Open yuyq96 opened this issue 3 years ago • 2 comments

Why the tokenizer class specified in tokenizer config is BloomTokenizer? There is only BloomTokenizerFast in transformers implementation.

yuyq96 avatar Apr 19 '23 01:04 yuyq96

Hi @yuyq96,

Thanks for your attention!

Could you upgrade the transformers version: pip install git+https://github.com/huggingface/transformers and try again?

Best, Zhihong

zhjohnchan avatar Apr 19 '23 02:04 zhjohnchan

There is no BloomTokenizer even in the latest transformers. https://github.com/huggingface/transformers/tree/main/src/transformers/models/bloom

yuyq96 avatar Apr 19 '23 07:04 yuyq96

Hi yuyq96,

I got the same issue. Got any solution? Thanks in advance.
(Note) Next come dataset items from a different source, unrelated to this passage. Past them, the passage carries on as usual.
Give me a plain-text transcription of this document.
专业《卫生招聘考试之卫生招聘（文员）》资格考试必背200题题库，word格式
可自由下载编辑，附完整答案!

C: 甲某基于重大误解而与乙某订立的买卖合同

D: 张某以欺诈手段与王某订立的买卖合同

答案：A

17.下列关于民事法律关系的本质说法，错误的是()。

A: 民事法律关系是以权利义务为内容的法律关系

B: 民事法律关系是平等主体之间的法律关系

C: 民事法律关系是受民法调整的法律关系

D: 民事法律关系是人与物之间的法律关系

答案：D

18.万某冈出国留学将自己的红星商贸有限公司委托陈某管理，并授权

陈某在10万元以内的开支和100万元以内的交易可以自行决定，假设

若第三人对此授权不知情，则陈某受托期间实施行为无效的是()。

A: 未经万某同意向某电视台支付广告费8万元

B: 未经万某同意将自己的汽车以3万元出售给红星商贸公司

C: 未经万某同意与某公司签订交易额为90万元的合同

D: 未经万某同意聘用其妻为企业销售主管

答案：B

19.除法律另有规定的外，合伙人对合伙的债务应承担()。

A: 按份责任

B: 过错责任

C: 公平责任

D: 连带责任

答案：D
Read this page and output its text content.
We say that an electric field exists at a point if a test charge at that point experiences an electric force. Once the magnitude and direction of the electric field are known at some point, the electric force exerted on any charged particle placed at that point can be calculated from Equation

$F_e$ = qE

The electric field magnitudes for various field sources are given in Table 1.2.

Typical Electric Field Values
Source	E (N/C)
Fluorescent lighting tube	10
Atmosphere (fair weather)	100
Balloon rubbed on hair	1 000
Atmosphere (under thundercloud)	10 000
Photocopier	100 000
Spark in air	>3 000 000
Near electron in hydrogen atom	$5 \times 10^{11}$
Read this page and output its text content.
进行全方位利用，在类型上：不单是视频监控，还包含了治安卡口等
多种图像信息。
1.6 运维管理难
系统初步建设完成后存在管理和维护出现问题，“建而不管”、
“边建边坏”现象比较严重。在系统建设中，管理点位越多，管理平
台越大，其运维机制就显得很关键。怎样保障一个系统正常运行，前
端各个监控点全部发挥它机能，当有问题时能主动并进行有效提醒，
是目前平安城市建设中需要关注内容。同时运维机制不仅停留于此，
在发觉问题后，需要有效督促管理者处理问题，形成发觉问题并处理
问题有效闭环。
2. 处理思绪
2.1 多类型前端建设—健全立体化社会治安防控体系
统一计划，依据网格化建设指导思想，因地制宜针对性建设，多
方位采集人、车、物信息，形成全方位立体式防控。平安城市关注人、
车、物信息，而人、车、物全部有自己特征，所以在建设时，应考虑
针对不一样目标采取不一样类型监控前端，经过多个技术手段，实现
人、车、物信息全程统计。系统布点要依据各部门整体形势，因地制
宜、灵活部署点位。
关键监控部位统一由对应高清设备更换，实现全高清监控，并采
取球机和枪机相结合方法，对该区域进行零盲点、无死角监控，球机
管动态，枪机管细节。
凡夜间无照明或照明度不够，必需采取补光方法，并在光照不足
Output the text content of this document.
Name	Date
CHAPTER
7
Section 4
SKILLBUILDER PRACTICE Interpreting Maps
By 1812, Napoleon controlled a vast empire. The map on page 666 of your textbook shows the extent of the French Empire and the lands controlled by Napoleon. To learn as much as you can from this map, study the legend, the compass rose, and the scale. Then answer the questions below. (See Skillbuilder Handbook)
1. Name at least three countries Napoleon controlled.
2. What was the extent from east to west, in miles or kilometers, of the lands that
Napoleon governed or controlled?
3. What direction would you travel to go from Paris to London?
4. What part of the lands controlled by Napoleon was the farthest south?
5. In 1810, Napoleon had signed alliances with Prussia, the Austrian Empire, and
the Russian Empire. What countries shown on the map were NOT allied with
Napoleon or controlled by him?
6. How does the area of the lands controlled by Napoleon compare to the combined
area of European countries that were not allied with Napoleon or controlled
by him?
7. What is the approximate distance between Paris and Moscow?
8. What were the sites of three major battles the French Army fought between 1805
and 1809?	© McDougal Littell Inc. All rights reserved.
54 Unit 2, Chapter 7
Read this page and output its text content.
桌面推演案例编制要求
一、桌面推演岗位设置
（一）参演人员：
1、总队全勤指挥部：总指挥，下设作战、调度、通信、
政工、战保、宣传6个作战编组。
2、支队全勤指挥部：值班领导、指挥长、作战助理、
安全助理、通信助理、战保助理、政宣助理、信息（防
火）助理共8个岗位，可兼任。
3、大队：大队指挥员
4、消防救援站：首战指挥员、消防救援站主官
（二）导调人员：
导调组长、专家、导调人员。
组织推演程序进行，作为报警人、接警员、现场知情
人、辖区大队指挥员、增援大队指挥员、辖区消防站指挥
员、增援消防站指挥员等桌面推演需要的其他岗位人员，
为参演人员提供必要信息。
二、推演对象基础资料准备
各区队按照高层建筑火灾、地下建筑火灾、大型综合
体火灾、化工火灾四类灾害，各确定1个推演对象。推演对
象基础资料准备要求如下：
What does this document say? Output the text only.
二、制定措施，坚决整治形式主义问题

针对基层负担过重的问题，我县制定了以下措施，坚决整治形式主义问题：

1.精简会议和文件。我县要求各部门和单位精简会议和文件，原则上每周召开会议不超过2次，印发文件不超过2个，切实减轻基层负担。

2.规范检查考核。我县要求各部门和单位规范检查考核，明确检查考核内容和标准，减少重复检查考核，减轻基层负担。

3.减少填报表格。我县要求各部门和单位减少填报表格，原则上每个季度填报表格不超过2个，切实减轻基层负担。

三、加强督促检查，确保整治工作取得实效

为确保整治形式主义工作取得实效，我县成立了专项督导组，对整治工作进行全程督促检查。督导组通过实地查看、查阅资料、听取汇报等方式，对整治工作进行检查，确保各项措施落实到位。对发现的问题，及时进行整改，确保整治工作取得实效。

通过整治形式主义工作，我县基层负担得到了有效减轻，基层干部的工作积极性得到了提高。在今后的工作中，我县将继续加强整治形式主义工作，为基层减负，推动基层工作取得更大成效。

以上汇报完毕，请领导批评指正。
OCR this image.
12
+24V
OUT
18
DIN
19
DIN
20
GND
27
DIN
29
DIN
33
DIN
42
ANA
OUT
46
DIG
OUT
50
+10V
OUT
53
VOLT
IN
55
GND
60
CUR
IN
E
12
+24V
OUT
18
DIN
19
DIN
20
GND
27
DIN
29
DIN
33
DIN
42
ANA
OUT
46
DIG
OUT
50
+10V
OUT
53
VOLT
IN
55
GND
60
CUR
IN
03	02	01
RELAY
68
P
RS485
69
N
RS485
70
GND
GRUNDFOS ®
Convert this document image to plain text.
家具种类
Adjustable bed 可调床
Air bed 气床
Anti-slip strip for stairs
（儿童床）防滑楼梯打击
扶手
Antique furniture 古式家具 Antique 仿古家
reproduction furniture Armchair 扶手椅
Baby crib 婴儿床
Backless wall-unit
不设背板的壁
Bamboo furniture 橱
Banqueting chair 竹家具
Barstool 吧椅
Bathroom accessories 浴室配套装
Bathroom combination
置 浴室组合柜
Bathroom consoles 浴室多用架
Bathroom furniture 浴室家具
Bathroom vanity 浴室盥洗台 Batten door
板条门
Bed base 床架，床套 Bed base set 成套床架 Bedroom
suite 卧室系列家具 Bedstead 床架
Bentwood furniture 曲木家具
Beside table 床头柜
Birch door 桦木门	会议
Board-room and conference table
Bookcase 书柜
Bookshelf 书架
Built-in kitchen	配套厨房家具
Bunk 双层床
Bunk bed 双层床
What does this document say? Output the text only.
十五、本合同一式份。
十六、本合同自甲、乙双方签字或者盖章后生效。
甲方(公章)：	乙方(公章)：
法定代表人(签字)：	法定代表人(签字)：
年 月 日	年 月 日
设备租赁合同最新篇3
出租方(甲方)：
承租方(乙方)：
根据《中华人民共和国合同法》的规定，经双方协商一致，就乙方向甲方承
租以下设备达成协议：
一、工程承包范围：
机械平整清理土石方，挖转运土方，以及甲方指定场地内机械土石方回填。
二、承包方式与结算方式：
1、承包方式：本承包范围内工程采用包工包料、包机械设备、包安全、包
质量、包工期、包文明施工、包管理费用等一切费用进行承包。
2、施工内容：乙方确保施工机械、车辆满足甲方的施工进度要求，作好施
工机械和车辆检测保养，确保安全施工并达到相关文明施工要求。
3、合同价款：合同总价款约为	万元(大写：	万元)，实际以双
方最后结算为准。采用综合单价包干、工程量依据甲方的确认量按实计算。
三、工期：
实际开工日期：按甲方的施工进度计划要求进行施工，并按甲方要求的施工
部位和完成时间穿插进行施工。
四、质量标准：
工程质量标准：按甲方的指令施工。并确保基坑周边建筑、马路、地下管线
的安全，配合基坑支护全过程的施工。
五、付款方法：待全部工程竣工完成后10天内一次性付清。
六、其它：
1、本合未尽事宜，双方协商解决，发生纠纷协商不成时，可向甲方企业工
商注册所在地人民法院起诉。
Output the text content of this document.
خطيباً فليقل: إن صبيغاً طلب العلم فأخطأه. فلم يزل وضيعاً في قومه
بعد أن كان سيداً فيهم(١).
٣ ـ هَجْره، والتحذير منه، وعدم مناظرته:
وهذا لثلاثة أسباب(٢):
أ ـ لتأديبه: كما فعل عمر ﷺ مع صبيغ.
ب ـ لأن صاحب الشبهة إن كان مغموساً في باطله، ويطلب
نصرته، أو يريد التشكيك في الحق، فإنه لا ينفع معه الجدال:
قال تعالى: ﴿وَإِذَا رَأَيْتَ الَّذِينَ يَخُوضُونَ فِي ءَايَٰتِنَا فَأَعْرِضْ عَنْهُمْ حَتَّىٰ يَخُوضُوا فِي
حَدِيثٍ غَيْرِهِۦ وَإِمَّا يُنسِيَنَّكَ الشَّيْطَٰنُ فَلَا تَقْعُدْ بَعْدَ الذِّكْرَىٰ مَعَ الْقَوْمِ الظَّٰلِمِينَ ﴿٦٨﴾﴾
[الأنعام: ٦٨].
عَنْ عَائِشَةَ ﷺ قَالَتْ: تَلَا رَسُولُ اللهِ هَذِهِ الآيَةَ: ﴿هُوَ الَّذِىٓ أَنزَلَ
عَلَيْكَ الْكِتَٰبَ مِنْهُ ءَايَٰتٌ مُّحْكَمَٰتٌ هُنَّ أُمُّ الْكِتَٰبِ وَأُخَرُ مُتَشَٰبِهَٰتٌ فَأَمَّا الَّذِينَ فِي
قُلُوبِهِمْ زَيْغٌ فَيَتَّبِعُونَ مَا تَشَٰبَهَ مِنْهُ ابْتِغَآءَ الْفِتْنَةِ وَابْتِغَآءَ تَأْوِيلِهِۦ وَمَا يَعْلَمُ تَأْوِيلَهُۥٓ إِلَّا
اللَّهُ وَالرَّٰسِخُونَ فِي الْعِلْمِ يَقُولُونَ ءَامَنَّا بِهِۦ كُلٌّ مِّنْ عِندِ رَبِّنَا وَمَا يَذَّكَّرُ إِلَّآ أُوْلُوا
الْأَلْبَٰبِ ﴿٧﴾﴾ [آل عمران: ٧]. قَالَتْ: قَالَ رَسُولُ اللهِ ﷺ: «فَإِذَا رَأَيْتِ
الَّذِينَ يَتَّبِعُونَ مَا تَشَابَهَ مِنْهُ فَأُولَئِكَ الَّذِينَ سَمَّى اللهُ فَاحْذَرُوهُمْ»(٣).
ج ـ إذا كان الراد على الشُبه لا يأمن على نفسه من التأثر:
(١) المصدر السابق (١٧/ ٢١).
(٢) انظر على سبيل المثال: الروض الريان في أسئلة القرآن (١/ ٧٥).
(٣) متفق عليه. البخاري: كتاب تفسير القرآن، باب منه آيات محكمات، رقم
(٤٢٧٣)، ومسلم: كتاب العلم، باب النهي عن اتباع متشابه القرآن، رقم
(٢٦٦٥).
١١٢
There is no BloomTokenizer even in the latest transformers. https://github.com/huggingface/transformers/tree/main/src/transformers/models/bloom

dickchanym avatar May 01 '23 04:05 dickchanym

@dickchanym I manually switched to BloomTokenizerFast and it works fine.

yuyq96 avatar May 04 '23 08:05 yuyq96